Guido explains his choice best:
https://plus.google.com/115212051037621986145/posts/YTUxbXYZ...
Second, I don't find Guido's argument convincing. Yes, half-open ranges can be mathematically more elegant (and that's actually Dijkstra's argument), but that doesn't mean that the code necessarily becomes more readable. For example, to construct an array without the element at index i, you'd do the following with Python-style indexing:
a[0:i] + a[i+1:n]
and the following with closed intervals and indexing starting at 1: a[1:i-1] + a[i+1:n]
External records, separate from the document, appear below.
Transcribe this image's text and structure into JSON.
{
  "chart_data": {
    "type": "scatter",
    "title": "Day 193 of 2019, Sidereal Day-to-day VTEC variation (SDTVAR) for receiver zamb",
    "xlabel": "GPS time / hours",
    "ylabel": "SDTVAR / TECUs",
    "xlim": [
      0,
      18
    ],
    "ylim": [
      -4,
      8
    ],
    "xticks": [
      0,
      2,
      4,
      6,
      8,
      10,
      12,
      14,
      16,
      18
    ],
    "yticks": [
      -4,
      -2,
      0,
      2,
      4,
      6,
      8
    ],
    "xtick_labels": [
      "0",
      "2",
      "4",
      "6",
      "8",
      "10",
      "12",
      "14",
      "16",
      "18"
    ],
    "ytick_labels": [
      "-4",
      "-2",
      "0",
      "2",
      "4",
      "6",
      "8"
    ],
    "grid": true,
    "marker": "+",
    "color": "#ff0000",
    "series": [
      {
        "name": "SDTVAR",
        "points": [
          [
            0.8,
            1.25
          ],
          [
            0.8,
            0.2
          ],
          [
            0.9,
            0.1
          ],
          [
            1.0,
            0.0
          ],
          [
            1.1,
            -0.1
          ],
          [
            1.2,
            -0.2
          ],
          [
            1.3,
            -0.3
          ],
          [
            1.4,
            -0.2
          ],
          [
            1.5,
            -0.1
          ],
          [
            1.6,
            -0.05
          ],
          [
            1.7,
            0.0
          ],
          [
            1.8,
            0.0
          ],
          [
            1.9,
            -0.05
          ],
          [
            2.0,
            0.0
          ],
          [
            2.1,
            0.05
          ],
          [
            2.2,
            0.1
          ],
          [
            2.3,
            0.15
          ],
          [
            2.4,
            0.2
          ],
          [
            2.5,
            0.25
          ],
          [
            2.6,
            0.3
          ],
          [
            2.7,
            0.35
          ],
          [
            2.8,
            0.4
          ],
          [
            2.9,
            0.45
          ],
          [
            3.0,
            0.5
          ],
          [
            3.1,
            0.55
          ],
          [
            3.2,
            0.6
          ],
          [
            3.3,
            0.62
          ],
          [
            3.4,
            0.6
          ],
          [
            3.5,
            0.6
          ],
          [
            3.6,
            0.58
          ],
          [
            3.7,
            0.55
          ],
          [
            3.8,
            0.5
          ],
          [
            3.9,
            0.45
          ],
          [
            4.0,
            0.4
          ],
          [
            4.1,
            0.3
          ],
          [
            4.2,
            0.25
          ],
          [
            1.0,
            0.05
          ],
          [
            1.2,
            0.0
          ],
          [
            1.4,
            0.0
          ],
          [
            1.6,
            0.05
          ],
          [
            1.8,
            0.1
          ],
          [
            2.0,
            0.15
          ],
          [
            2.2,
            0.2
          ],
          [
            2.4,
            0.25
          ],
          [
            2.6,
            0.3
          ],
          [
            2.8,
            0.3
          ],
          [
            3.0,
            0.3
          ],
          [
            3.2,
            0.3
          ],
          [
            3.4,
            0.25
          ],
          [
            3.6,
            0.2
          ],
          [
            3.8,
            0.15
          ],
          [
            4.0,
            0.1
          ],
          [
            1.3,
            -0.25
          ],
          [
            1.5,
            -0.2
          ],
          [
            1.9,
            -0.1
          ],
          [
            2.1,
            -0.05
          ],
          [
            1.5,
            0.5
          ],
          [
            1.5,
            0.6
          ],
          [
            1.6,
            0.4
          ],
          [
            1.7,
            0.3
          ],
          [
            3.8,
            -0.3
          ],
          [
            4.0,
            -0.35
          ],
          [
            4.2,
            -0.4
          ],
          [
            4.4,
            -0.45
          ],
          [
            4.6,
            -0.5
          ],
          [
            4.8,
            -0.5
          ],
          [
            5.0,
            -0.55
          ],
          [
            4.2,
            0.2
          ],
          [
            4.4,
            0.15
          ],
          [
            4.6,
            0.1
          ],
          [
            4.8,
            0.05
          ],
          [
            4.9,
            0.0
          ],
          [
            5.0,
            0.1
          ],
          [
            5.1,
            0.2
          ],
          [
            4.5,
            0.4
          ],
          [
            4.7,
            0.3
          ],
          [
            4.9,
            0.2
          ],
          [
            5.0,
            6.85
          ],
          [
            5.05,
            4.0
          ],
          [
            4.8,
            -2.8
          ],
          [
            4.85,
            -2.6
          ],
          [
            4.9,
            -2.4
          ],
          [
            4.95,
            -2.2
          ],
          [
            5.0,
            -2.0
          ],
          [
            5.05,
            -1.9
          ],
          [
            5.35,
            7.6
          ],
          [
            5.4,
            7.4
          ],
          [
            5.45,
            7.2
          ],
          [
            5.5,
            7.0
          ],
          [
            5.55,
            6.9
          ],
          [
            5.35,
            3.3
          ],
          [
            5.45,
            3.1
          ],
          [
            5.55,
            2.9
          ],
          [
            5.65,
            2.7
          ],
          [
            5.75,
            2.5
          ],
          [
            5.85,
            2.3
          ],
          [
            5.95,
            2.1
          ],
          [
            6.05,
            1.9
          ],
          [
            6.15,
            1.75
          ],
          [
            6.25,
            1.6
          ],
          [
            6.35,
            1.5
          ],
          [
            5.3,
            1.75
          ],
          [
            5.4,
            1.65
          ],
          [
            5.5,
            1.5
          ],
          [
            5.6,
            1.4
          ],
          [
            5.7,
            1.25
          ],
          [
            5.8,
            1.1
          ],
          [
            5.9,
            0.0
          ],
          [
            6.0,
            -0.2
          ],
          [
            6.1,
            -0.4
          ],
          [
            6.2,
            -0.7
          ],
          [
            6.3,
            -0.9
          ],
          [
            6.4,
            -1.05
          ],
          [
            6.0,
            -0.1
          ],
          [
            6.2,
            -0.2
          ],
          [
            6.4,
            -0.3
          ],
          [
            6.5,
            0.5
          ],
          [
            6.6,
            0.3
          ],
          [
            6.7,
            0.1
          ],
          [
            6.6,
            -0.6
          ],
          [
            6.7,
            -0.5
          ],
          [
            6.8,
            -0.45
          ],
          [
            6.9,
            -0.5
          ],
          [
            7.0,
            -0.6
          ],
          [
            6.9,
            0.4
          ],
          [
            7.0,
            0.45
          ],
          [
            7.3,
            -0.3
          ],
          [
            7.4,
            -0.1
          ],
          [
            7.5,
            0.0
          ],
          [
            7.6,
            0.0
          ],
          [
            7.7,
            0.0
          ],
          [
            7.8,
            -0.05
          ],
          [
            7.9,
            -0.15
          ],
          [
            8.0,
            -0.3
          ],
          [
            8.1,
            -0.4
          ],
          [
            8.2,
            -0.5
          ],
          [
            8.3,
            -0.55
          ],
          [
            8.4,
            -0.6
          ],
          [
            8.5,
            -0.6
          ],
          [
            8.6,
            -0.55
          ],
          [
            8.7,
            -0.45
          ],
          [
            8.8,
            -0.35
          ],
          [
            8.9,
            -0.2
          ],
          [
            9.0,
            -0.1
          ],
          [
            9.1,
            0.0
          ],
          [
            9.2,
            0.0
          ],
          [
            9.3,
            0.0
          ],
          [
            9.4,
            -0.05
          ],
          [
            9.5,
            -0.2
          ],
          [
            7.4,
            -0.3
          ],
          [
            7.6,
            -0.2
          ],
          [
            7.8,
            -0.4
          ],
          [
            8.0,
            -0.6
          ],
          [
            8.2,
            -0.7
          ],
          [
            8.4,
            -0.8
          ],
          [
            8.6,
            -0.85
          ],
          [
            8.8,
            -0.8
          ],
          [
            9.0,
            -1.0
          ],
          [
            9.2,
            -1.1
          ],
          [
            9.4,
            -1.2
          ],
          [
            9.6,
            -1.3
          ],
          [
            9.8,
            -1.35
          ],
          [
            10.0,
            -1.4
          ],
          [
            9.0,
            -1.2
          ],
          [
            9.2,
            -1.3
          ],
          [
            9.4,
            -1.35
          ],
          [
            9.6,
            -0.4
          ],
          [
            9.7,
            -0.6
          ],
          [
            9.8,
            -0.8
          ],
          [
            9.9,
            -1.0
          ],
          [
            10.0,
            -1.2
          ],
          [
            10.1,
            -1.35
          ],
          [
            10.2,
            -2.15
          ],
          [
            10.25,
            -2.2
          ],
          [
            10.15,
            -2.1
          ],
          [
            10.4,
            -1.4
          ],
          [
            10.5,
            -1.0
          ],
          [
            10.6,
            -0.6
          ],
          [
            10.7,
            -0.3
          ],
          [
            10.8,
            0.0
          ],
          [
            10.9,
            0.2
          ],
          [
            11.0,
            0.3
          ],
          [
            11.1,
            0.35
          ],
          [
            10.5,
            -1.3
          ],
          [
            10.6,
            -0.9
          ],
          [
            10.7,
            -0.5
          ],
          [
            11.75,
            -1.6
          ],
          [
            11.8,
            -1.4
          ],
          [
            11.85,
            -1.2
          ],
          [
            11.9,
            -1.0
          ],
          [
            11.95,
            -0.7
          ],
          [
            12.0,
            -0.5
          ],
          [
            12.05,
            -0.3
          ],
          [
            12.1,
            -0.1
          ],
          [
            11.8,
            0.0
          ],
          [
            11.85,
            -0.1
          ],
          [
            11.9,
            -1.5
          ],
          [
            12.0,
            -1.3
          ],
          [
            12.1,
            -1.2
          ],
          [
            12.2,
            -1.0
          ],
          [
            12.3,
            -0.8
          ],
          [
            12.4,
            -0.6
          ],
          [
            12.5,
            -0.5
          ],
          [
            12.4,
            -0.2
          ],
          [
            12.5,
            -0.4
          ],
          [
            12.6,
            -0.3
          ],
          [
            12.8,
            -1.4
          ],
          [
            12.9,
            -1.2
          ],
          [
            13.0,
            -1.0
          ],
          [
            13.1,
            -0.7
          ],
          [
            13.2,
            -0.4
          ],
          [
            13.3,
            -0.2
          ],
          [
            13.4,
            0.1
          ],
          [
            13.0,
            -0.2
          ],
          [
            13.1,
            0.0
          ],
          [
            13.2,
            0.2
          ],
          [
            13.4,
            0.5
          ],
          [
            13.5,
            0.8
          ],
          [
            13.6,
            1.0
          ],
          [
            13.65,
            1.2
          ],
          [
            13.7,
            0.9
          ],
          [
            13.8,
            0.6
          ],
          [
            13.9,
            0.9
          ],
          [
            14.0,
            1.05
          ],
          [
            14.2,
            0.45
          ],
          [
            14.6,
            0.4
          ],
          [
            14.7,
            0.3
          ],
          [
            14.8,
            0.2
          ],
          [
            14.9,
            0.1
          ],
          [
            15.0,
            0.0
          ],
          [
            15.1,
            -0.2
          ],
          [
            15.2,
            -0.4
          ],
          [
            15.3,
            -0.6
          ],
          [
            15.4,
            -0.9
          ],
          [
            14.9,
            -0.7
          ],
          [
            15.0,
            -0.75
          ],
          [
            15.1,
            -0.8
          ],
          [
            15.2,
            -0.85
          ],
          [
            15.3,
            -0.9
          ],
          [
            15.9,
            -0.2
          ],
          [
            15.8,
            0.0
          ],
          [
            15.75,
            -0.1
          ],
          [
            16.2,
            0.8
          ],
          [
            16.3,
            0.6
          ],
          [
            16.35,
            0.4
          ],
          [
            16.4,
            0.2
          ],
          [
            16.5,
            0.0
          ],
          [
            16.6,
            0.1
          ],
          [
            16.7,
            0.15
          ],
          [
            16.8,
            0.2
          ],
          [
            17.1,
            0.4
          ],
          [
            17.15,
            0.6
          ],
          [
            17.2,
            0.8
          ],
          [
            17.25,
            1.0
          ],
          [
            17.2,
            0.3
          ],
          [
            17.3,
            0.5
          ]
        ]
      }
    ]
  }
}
While there is an element of subjectivity to it, I at least find the latter option more readable (possibly because of habituation to mathematical notation).While the notation for the specific example of i:i+k-1 might be less elegant with closed ranges, closed ranges are something that you find in every math textbook, because sums, products, unions, intersections from a to b (and other operators in that style) operate on closed ranges normally. Closed ranges are the norm in conventional mathematical notation and it makes sense to pick the option that minimizes the overhead when transcribing between mathematical texts and code.
- the 1D index of element (i,j) in a matrix is i+(j-1)*m instead of i+j*m
- the i'th 3-element subvector of a vector is v[3*(i-1)+1:3*i]
instead of v[3*i:3*(i+1)]
- if you have vector of indices that partitions an vector into chunks,
the i'th chunk is v[ind[i]:ind[i+1]-1] instead of v[ind[i]:ind[i+1]]
Perhaps small issues, but these are all real examples from my most recent Matlab project that were annoying.But maybe, like the static typing issue, my opinion on this topic is distorted because I spent a lot of time programming in C++ and comparatively little time reading math papers.
Or maybe it would be equally easy to make a list of tasks that are ugly with [0:n) indexing.
>, my opinion on this topic is distorted because I spent a lot of time programming in C++
Mathematics-related programming[1] in MATLAB, R Language, Mathematica, SAS, etc all use 1-based indexing. Given that the originators of Julia are MATLAB users, it makes sense that they made a deliberate choice to keep 1-based indexing.
In other words, it was more important to grab mindshare from those previous math tools rather than appeal to C/C++/Java/etc programmers.
One outlier in the landscape of numerical programming is Python+NumPy/SciPy in the sense that it uses 0-based indices. While Julia also wants to be attractive to Python programmers, it still seems like the bigger motivation was programmers of MATLAB and other math software.
[1]https://www.youtube.com/watch?v=02U9AJMEWx0&feature=youtu.be...
With half-open ranges, for example, you will need different code to address a segment and the last element of a segment. E.g. if you have some structure with start_of(i) and end_of(i) expressions, then you can do a[start_of(i):end_of(i)] with closed indexing and a[end_of(i)] to access the last element, while with open intervals, you have to break the abstraction and use a[end_of(i)-1].
You can also iterate over start_of(i) .. end_of(i) in a for loop naturally if ranges are closed. (See how Python's iteration is defined in terms of half-open ranges and how iterating over closed ranges – which happens often enough when the values aren't indices – is a bit of a pain in Python.)
Not only does it have sound mathematical reasoning but also some anecdotal evidence of problems caused by one-based indexing in programming languages.